Ray tasks sometimes hang in PENDING_NODE_ASSIGNMENT

How severe does this issue affect your experience of using Ray?

  • High: It blocks me to complete my task.

I’m finding that sometimes tasks sometimes get stuck in PENDING_NODE_ASSIGNMENT and never start running. I’m wondering how to debug this.

My setup
A single machine with 8 GPUs, one docker instance per GPU. 7 of the docker instances are ray workers, the 8th is the ray head.

What I observe
When I submit a task, one of the following happens:

  1. The task runs as expected in about one second
  2. The tasks hangs for a minute+, and then runs
  3. The task hangs in PENDING_NODE_ASSIGNMENT, and then after 15 minutes I get the following error:
Task failed due to an exception
Traceback (most recent call last):
  File "broker.py", line 57, in get_task_result
    train_result: Any = ray.get(task)
  File "/usr/local/lib/python3.8/dist-packages/ray/_private/client_mode_hook.py", line 104, in wrapper
    return getattr(ray, func.__name__)(*args, **kwargs)
  File "/usr/local/lib/python3.8/dist-packages/ray/util/client/api.py", line 42, in get
    return self.worker.get(vals, timeout=timeout)
  File "/usr/local/lib/python3.8/dist-packages/ray/util/client/worker.py", line 434, in get
    res = self._get(to_get, op_timeout)
  File "/usr/local/lib/python3.8/dist-packages/ray/util/client/worker.py", line 462, in _get
    raise err
ray.exceptions.RuntimeEnvSetupError: Failed to set up runtime environment.
Could not create the actor because its associated runtime env failed to be created.
Failed to request agent.

Oddly, these 3 behaviors all show up when I’m running what seems to me to be near-identical tasks.

I’ve also noticed that while a task is blocked, if I submit another task, that newer task may actually be scheduled. So there’s no system-wide blocking. In addition, this sort of blocking can happen when there’s just a single task.

My question
How do I go about debugging this? I don’t know the Ray internals well enough to have any ideas on the directions I should pursue.

2 Likes

Could you check the log of runtime env setup? It should be at /tmp/ray/session_latest/logs/. I’m not sure why the runtime env setup failed.

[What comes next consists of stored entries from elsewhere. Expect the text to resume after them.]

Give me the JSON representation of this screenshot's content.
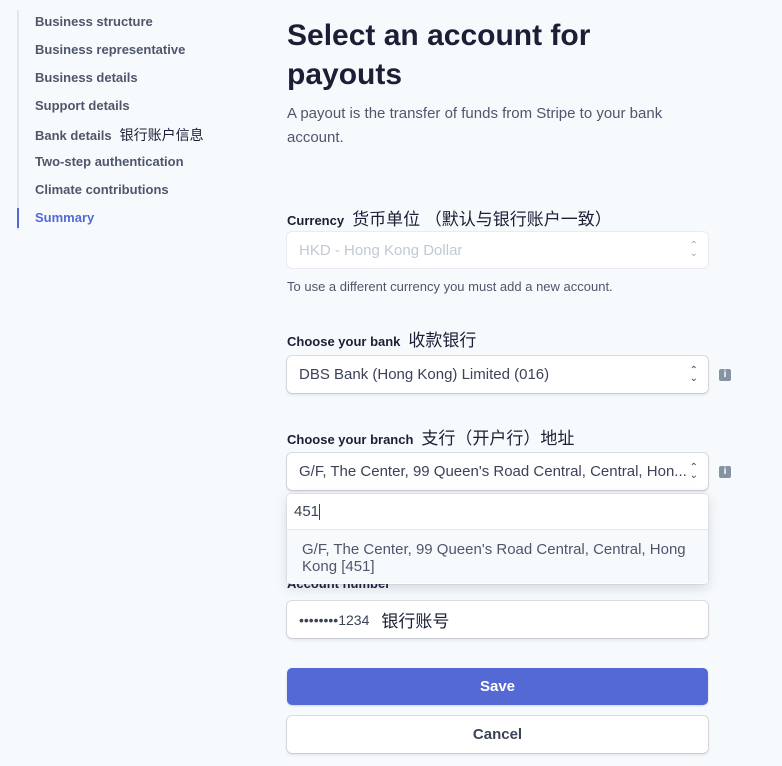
{
  "sidebar": {
    "items": [
      {
        "label": "Business structure"
      },
      {
        "label": "Business representative"
      },
      {
        "label": "Business details"
      },
      {
        "label": "Support details"
      },
      {
        "label": "Bank details",
        "annotation": "银行账户信息"
      },
      {
        "label": "Two-step authentication"
      },
      {
        "label": "Climate contributions"
      },
      {
        "label": "Summary",
        "active": true
      }
    ]
  },
  "main": {
    "title": "Select an account for payouts",
    "description": "A payout is the transfer of funds from Stripe to your bank account.",
    "currency": {
      "label": "Currency",
      "annotation": "货币单位 （默认与银行账户一致）",
      "value": "HKD - Hong Kong Dollar",
      "help": "To use a different currency you must add a new account."
    },
    "bank": {
      "label": "Choose your bank",
      "annotation": "收款银行",
      "value": "DBS Bank (Hong Kong) Limited (016)"
    },
    "branch": {
      "label": "Choose your branch",
      "annotation": "支行（开户行）地址",
      "value": "G/F, The Center, 99 Queen's Road Central, Central, Hon...",
      "search_value": "451",
      "option": "G/F, The Center, 99 Queen's Road Central, Central, Hong Kong [451]"
    },
    "account": {
      "label": "Account number",
      "value": "••••••••1234",
      "annotation": "银行账号"
    },
    "save_label": "Save",
    "cancel_label": "Cancel"
  },
  "colors": {
    "accent": "#5469d4",
    "background": "#f7fafc"
  }
}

Another thing to try is to bake your runtime env into the docker image and don’t use runtime env.

But please check the logs of runtime env first so that we can know what happened.

The problem has stopped happening since I restarted the Ray nodes. I’ll do that when the issue comes up again. Thank you!

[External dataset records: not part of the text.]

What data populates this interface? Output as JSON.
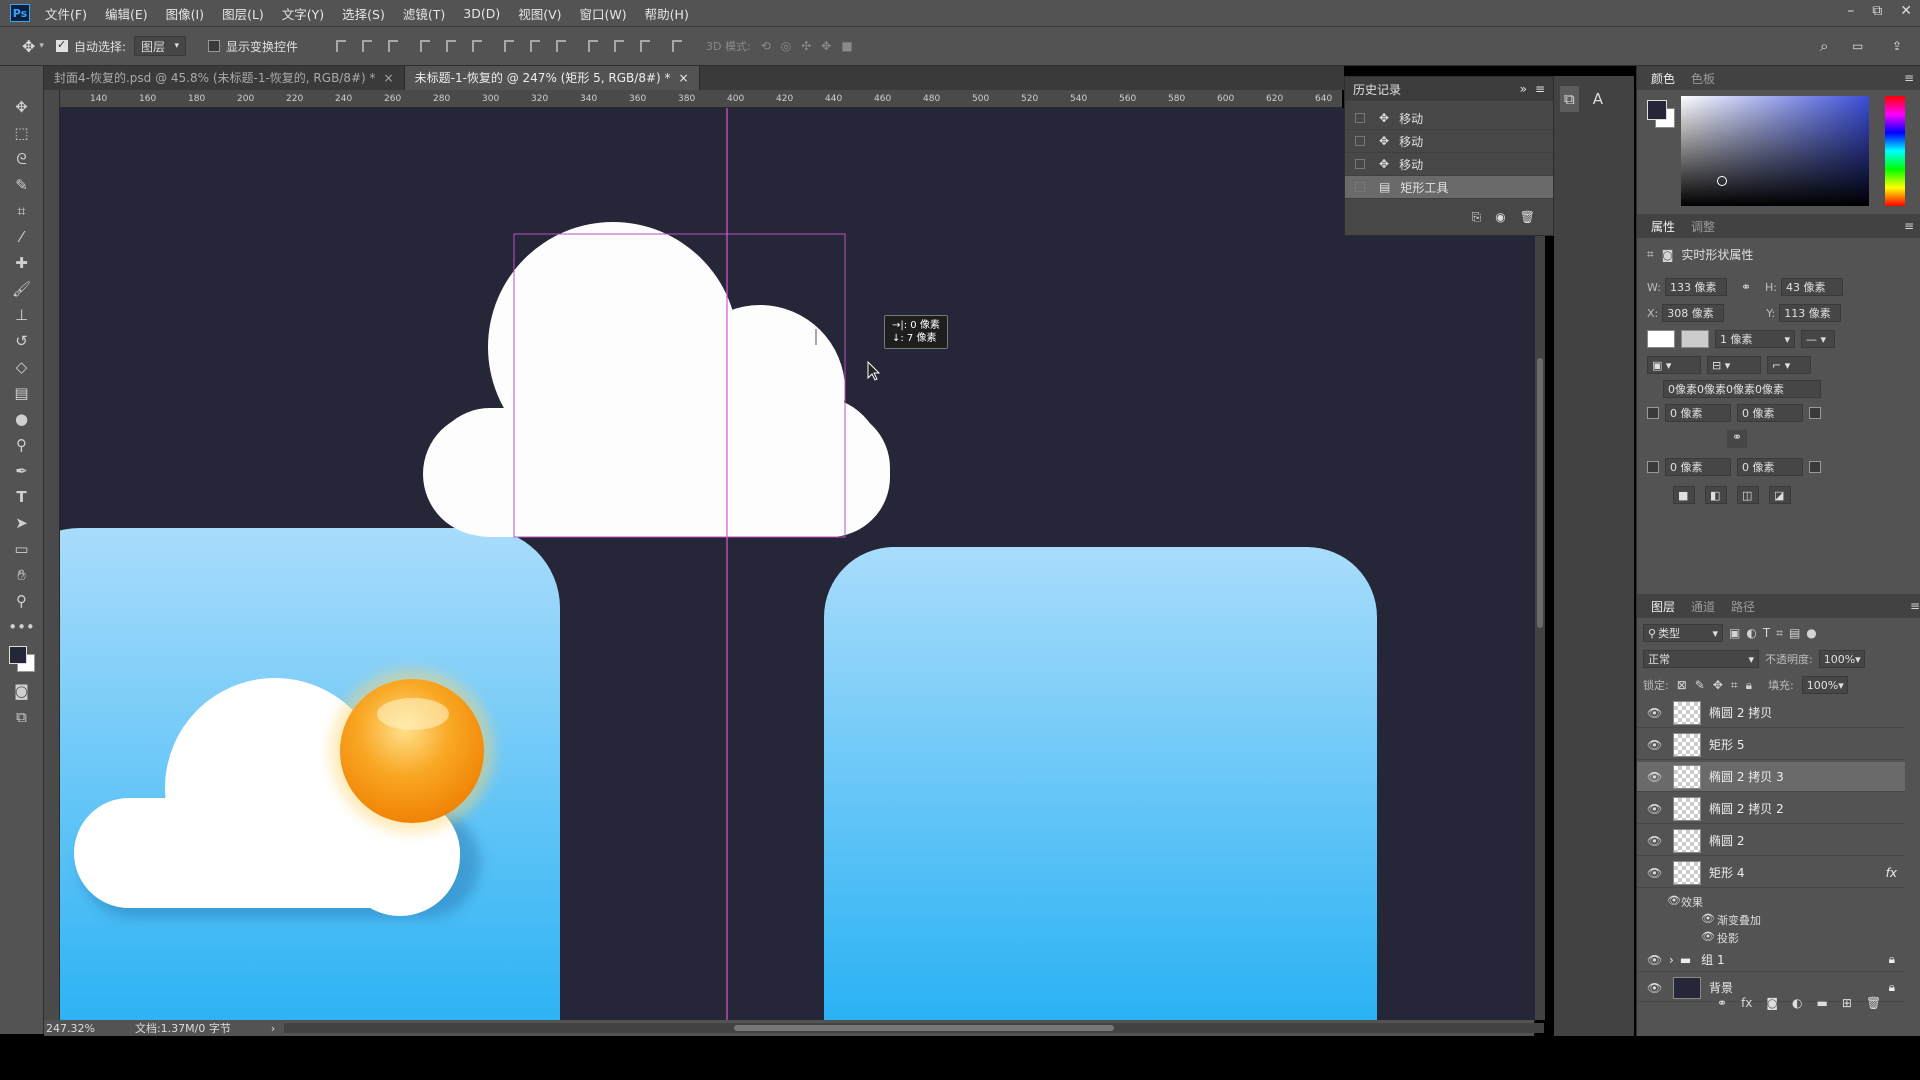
{
  "app": {
    "logo": "Ps"
  },
  "menu": [
    "文件(F)",
    "编辑(E)",
    "图像(I)",
    "图层(L)",
    "文字(Y)",
    "选择(S)",
    "滤镜(T)",
    "3D(D)",
    "视图(V)",
    "窗口(W)",
    "帮助(H)"
  ],
  "window_controls": {
    "minimize": "–",
    "restore": "⧉",
    "close": "✕"
  },
  "options": {
    "auto_select_label": "自动选择:",
    "auto_select_value": "图层",
    "show_transform_label": "显示变换控件",
    "mode_3d_label": "3D 模式:"
  },
  "tabs": [
    {
      "label": "封面4-恢复的.psd @ 45.8% (未标题-1-恢复的, RGB/8#) *",
      "close": "×"
    },
    {
      "label": "未标题-1-恢复的 @ 247% (矩形 5, RGB/8#) *",
      "close": "×"
    }
  ],
  "ruler_ticks": [
    "140",
    "160",
    "180",
    "200",
    "220",
    "240",
    "260",
    "280",
    "300",
    "320",
    "340",
    "360",
    "380",
    "400",
    "420",
    "440",
    "460",
    "480",
    "500",
    "520",
    "540",
    "560",
    "580",
    "600",
    "620",
    "640"
  ],
  "transform_tip": {
    "dx": "→|: 0 像素",
    "dy": "↓: 7 像素"
  },
  "status": {
    "zoom": "247.32%",
    "doc": "文档:1.37M/0 字节",
    "arrow": "›"
  },
  "history": {
    "title": "历史记录",
    "items": [
      {
        "label": "移动",
        "active": false
      },
      {
        "label": "移动",
        "active": false
      },
      {
        "label": "移动",
        "active": false
      },
      {
        "label": "矩形工具",
        "active": true
      }
    ]
  },
  "color_panel": {
    "tabs": [
      "颜色",
      "色板"
    ]
  },
  "properties": {
    "tabs": [
      "属性",
      "调整"
    ],
    "title": "实时形状属性",
    "w_label": "W:",
    "w": "133 像素",
    "h_label": "H:",
    "h": "43 像素",
    "x_label": "X:",
    "x": "308 像素",
    "y_label": "Y:",
    "y": "113 像素",
    "stroke_width": "1 像素",
    "corners_summary": "0像素0像素0像素0像素",
    "corner_tl": "0 像素",
    "corner_tr": "0 像素",
    "corner_bl": "0 像素",
    "corner_br": "0 像素"
  },
  "layers": {
    "tabs": [
      "图层",
      "通道",
      "路径"
    ],
    "filter": "类型",
    "blend": "正常",
    "opacity_label": "不透明度:",
    "opacity": "100%",
    "lock_label": "锁定:",
    "fill_label": "填充:",
    "fill": "100%",
    "items": [
      {
        "name": "椭圆 2 拷贝",
        "active": false
      },
      {
        "name": "矩形 5",
        "active": false
      },
      {
        "name": "椭圆 2 拷贝 3",
        "active": true
      },
      {
        "name": "椭圆 2 拷贝 2",
        "active": false
      },
      {
        "name": "椭圆 2",
        "active": false
      },
      {
        "name": "矩形 4",
        "active": false,
        "fx": "fx"
      }
    ],
    "effects_label": "效果",
    "effect_gradient": "渐变叠加",
    "effect_shadow": "投影",
    "group": "组 1",
    "background": "背景"
  },
  "colors": {
    "canvas_bg": "#252637",
    "sky_top": "#a9dcfb",
    "sky_bottom": "#12aaf2",
    "sun": "#f7941d",
    "guide": "#d659d6"
  }
}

Alright the problem’s back. I took a video of the issue: Loom | Free Screen & Video Recording Software | Loom

I tried looking in /tmp/ray/session_latest/logs/:

  • There’s a file called runtime_env_setup-ray_client_server_23000.log, but it’s empty
  • I searched for “runtime” in all files in that directory, but nothing looked that helpful

Any other debugging ideas?

raylet.out has this:

Runtime_env fails when running Ray in Docker looks like a similar issue, but all my ports are shared between all my ray workers. Here’s me checking the dashboard agent ports are good:

so you have 1 machine, 7 containers connected to the head node (which is running from a machine)?

When you download the runtime env to worker nodes (docker container) your worker nodes need to ping GCS which runs on a head node. I think the issue is your docker container somehow cannot connect to the head node GCS.

If you setup the cluster and go to the dashboard (type localhost:8265 from your browser). do you see all 7 worker nodes?

I’ve got 7 docker ray-workers and 1 docker ray-head. So that means there’s 8 total workers, because the ray-head also has a worker. Those 8 seem to show up in the dashboard as expected:

Note that they all have the same IP for some reason.

cc @sangcho this is probably yet another public/private IP problem

Mm! Does Ray not support running workers on the same ip address? I’ve gone ahead and put all the docker instances on different ip addresses, maybe that’ll help.

Let us know how that works after you change the IP addr!

This seems like the fix :crossed_fingers:. Thank you all! I’ve been trying things off-and-off for the past few days and I can’t reproduce the problem anymore. It’s hard to be certain, because the issue was sporadic, but this is the most stable I’ve seen it.

@sangcho can we raise an error or warning something if a user does this (many raylets with same IPs)? Seems like an easy gotcha.